Electrons can behave like a viscous liquid as they travel through a conducting material, producing a spatial pattern that resembles water flowing through a pipe. So say researchers in Israel and the UK who have succeeded in imaging this hydrodynamic flow pattern for the first time using a novel scanning probe technique. The result will aid developers of future electronic devices, especially those based on 2D materials like graphene in which electron hydrodynamics is important.
We are all familiar with the distinctive patterns formed by water flowing in a river or stream. When the water encounters an obstacle – such as the river bank or a boat – the patterns change. The same should hold true for electron flow in a solid if the interactions between electrons are strong. This rarely occurs under normal conditions, however, since electrons tend to collide with defects and impurities in the material they travel through, rather than with each other.
Making electrons hydrodynamic
Conversely, if a material is made very clean and cooled to low temperatures, it follows that electrons should travel across it unperturbed until they collide with its edges and walls. The resulting ballistic transport allows electrons to flow with a uniform current distribution because they move at the same rate near the walls as at the centre of the material.
If the temperature of this material is then increased, the electrons can begin to interact. In principle, they will then scatter off each other more frequently than they collide with the walls. In this highly interacting, hydrodynamic regime, the electrons should flow faster near the centre of a channel and slower near its walls – the same way that water behaves when it flows through a pipe.
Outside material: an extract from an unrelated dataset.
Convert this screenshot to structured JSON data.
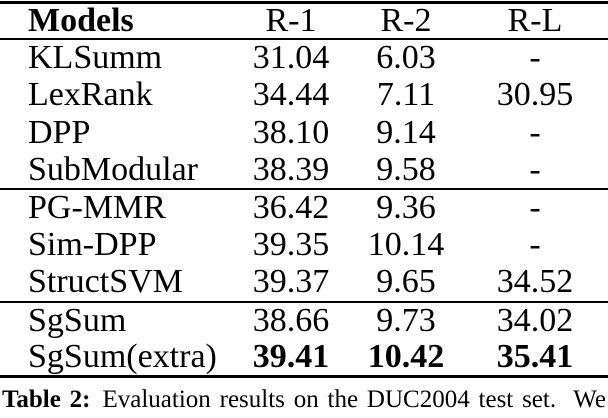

Extremely clean 2D materials
In recent years, researchers have created extremely clean samples from 2D materials such as graphene to act as testbeds for studying electron hydrodynamics. The vast majority of this work, however, involved measuring electron transport, which only probes the physics of electrons at fixed positions along the perimeter of the device.
“Hydrodynamics, on the other hand, brings to mind dynamic images of electrons swirling around with interesting spatial patterns,” says Joseph Sulpizio, who is one of the lead authors of this new study. “Such patterns have been predicted in theory but never imaged spatially.”
Poiseuille current profile
Sulpizio and the other researchers, led Shahal Ilani at Israel’s Weizmann Institute for Science in collaboration with Andre Geim’s group at Manchester University, have now imaged the most fundamental spatial pattern of hydrodynamic electron flow for the first time. They obtained this parabolic or Poiseuille current profile by studying electrons travelling through a conducting graphene channel sandwiched between two hexagonal boron nitride layers equipped with electrical contacts.
Under an applied electric field, the electrons produce a voltage gradient along the current flow direction. Unfortunately, this local voltage gradient is the same for both hydrodynamic and ballistic electron flow and so cannot be used to distinguish between the two regimes. Ilani and colleagues overcame this problem by applying a weak magnetic field to the sample, which produces another voltage – the Hall voltage – perpendicular to the direction of the current. The gradient of this voltage is very different for hydrodynamic and ballistic flow.
The researchers imaged the Hall voltage profile for both flow regimes using a scanning probe recently developed in their laboratory. This ultraclean carbon nanotube single-electron-transistor-based device is held at cryogenic temperatures and is extremely sensitive to local electrostatic fields. The current flowing through it is thus indicative of the local potential of the sample and voltage gradients associated with the Hall voltage.
By measuring this current, the team was also able to observe the transition between the regime in which electron-electron scattering dominates and that in which the electrons flow ballistically. “As expected, we observed a flat Hall field profile across the graphene channels at low temperatures,” Sulpizio tells Physics World. “Upon heating, however, the profile becomes strongly parabolic, revealing less current flow near the walls and more near the centre, which indicates the transition to hydrodynamic/Poiseuille flow.”
Magic-angle graphene reveals a host of new states
Implications for device development
The implications of the work, which has been published in Nature, are many, he says. Electron hydrodynamics only emerges at elevated temperatures (in contrast to many other kinds of electronic phenomena that exist only at very low temperatures) and this will be relevant for technological devices like computer chips that operate at room temperature. It will also be relevant in 2D van der Waals heterostructures like those made from graphene, and especially when they are super-clean. This behaviour is likely to play an important role in new generations of devices made from these materials.
“Looking further ahead, it might even be possible one day to engineer fundamentally new kinds of electronic devices that directly exploit electron hydrodynamics,” Sulpizio says. “When electrons interact hydrodynamically, their viscosity results in highly non-local spatial flow patterns that might be technologically advantageous.”